Transnet members should take a thoroughly critical attitude to Krauss’s proposals. The recent contracts agreed by Verdi—including that negotiated with the Berlin transport company (BVG) a few weeks ago—demonstrate that Verdi is as intent on policing contracts on behalf of the employers as Transnet itself. In this respect, the two unions have worked hand in hand for some time. Both Verdi and Transnet united to publicly condemn the 31 percent pay demand made by train drivers last year, and the minimum wage of 5.5 euros proposed by Krauss is indicative of the path chosen by the unions. The miserable sum is even less than the legal minimum wage of 7.50 euros demanded by the Federation of German Trade unions (DGB).
“Rank and file rail”
Under these conditions the trade union grouping “rank and file rail” plays the role of a left cover for the bureaucracy. The group calls for the cancellation of the privatisation plans and for the democratic control of the European transport system by transport employees and the population as a whole. But such aims cannot possibly be implemented without breaking with Transnet and its entire union perspective—a line of action that “rank and file rail” vehemently rejects.

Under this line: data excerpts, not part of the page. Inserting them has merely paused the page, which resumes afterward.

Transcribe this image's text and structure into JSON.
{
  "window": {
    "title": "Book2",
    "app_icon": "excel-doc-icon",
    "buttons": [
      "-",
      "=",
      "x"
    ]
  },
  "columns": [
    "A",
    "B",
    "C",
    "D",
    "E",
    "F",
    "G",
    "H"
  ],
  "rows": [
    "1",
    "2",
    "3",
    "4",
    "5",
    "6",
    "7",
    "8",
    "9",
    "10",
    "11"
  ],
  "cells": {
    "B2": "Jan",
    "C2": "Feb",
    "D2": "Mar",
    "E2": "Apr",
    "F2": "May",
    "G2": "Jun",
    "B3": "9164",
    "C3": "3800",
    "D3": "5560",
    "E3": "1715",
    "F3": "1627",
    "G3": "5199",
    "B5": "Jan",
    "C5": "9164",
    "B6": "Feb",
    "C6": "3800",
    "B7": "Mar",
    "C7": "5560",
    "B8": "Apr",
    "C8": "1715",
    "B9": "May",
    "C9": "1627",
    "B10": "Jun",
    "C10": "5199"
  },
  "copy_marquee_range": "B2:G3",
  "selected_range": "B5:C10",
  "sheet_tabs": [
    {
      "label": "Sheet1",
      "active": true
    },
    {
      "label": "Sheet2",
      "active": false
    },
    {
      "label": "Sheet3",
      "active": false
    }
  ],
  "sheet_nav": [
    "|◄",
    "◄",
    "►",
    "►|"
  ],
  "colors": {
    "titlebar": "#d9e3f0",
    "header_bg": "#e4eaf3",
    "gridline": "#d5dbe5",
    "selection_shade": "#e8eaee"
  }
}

The system of co-management—i.e., the close co-operation between trade unions and management—that has now culminated in Hansen’s move into the DB executive is not just an issue of the corrupt practices of individual trade union leaders. It is the direct result of the union’s perspective of reforming capitalism. Under conditions of the globalisation of production and a burgeoning international finance crisis, a trade union perspective, even in its most militant form, is utterly incapable of challenging the constantly growing pressure of the capitalist economy to maximise profits. Such a struggle requires the building of a political movement of the working class, which fights for a socialist alternative to the capitalist system.
Until recently, the trade unionists organised in the “rank and file rail” grouping had evidently set their sights on the Social Democratic Party for progressive change - even though this party has filled the post of Federal Transport Minister for the past ten years and has been the main driving force behind the privatisation of the railways.

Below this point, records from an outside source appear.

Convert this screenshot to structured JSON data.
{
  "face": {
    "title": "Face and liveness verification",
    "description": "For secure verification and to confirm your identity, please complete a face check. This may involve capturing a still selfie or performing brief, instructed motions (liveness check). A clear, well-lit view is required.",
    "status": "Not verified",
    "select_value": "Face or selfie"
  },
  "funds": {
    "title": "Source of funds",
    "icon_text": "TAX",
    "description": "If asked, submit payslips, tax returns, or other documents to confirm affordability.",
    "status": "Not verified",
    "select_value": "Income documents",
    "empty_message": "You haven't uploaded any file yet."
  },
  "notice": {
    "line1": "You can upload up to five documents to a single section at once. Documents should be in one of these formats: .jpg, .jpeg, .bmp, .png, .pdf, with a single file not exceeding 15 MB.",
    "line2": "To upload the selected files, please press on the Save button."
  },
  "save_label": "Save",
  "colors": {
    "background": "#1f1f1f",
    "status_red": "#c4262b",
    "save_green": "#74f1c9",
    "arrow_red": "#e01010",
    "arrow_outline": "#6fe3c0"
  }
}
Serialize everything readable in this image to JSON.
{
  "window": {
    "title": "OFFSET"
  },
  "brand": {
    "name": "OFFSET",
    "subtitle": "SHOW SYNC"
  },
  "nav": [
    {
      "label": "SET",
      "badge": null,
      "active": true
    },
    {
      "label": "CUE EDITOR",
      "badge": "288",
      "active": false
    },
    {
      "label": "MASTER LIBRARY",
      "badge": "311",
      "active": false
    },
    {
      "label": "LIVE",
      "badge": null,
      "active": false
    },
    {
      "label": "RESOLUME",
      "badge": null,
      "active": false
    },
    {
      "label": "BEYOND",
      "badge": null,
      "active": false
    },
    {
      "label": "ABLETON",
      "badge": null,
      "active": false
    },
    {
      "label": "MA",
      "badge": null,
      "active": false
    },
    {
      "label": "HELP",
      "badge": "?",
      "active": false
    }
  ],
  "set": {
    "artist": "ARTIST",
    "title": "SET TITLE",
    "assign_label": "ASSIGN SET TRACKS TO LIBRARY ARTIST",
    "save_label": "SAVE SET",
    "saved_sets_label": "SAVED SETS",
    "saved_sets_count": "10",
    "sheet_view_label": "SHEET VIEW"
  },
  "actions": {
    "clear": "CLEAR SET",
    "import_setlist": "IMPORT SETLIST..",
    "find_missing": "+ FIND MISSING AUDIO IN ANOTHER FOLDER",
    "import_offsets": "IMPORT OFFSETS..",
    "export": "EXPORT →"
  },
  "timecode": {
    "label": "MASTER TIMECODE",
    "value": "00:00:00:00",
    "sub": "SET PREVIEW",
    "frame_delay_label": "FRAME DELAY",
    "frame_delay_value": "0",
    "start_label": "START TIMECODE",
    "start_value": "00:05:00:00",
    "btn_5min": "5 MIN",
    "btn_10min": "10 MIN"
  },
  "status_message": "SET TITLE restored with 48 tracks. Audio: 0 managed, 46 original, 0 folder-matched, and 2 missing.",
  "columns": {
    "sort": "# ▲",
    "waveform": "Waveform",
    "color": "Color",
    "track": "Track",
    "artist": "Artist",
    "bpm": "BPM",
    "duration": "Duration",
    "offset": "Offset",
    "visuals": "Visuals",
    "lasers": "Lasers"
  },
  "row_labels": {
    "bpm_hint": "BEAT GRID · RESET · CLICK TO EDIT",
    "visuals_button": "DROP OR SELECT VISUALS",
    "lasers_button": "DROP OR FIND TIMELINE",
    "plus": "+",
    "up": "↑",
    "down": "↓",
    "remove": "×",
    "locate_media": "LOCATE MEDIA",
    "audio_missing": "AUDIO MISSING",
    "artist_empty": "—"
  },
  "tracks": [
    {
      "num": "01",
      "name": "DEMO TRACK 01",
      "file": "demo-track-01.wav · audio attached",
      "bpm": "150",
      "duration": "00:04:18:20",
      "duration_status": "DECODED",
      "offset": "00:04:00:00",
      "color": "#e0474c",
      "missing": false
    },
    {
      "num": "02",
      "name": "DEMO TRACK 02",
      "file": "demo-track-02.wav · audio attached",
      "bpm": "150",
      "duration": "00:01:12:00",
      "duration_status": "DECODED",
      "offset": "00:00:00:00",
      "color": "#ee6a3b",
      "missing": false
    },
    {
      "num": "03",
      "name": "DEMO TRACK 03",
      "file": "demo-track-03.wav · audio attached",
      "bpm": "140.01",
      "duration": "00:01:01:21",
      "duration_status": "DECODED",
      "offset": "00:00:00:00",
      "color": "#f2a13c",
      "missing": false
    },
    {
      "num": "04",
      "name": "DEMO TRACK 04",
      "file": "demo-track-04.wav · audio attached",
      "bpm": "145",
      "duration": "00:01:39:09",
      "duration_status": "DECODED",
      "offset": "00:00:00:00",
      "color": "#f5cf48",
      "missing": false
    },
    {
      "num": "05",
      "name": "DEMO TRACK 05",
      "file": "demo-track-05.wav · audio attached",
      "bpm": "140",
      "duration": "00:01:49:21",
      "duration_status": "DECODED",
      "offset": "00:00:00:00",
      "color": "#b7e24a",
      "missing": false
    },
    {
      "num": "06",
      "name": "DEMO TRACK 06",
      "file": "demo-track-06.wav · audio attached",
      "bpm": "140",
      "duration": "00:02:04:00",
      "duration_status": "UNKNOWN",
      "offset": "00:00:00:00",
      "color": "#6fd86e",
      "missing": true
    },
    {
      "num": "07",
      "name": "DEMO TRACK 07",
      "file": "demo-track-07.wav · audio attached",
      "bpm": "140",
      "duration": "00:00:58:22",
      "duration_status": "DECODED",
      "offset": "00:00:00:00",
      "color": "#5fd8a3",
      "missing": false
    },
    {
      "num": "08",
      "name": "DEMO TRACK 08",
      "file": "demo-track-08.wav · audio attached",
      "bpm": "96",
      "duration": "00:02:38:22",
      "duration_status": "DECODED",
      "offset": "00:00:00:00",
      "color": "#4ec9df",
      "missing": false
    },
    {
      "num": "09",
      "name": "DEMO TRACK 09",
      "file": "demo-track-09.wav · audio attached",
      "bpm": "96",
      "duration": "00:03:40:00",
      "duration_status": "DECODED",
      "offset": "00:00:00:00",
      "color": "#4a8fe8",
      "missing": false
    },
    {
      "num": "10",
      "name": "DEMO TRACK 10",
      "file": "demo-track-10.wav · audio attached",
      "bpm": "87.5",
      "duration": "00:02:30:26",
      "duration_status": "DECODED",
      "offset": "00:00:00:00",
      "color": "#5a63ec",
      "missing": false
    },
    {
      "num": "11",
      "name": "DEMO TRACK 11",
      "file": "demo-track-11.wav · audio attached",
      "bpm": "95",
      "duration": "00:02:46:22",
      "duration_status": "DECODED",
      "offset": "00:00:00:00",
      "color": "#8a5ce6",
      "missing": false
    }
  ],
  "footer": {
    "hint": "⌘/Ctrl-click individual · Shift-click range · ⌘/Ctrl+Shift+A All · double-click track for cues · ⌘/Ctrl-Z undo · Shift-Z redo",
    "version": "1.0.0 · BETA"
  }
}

Following a speech by SPD chairman Kurt Beck on April 19, in which he told SPD congress delegates that he ruled out any privatisation in excess of 24.9 percent and declared that denationalisation was not the solution to every problem, “rank and file rail” issued a sigh of relief. “Thank God there is an end to the superhype that everything in private hands is good and inexpensive,” it wrote. “We must once again talk reasonably over securing our existence.”

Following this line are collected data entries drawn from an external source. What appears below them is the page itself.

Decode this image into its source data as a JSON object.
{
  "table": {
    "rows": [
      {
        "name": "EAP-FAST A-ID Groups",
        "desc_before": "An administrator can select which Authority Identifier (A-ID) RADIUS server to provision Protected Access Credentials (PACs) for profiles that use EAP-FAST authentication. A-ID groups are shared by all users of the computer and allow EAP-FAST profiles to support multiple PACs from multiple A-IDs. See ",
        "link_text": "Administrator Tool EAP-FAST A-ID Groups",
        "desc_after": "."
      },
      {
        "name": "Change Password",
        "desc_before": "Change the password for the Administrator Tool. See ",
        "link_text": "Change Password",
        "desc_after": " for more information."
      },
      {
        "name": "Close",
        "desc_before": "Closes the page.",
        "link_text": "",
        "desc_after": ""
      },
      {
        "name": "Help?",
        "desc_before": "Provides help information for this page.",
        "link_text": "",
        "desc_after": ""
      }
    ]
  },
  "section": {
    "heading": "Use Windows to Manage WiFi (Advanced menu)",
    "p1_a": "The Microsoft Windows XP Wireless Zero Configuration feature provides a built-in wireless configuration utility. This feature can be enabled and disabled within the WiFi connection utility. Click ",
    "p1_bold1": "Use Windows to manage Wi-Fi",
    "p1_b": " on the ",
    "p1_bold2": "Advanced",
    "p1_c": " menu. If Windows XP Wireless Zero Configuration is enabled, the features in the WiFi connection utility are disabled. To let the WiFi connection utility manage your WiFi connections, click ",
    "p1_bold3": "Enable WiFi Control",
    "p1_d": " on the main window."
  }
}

Ten days later, however, the SPD joined its partners in the grand coalition government to vote in favour of partial privatisation. Nevertheless, “rank and file rail” continued to maintain that pressure on the government could prevent privatisation. In its leaflet produced for May Day, the group declared, “No railway share has been sold up to now. We must increase the pressure on those governing, in order to ensure that they keep their fingers out of the capital privatisation of the railways.”
For disillusioned Transnet members, any switch to the rival union of train drivers—the GDL—also represents a dead end. When GDL raised its demand last year for a substantial pay rise and its own contract agreement, other rail workers saw the possibility of a mobilisation to reverse years of continual wage cutting and degradations in working conditions. However, after eight months, the GDL leadership pulled the plug on its labour disputes despite the militancy of its members who had won considerable popular support. The GDL leadership signed a contract involving a minimal wage increase, which fits in smoothly with the contract structure worked out by DB management with the other rail trade unions.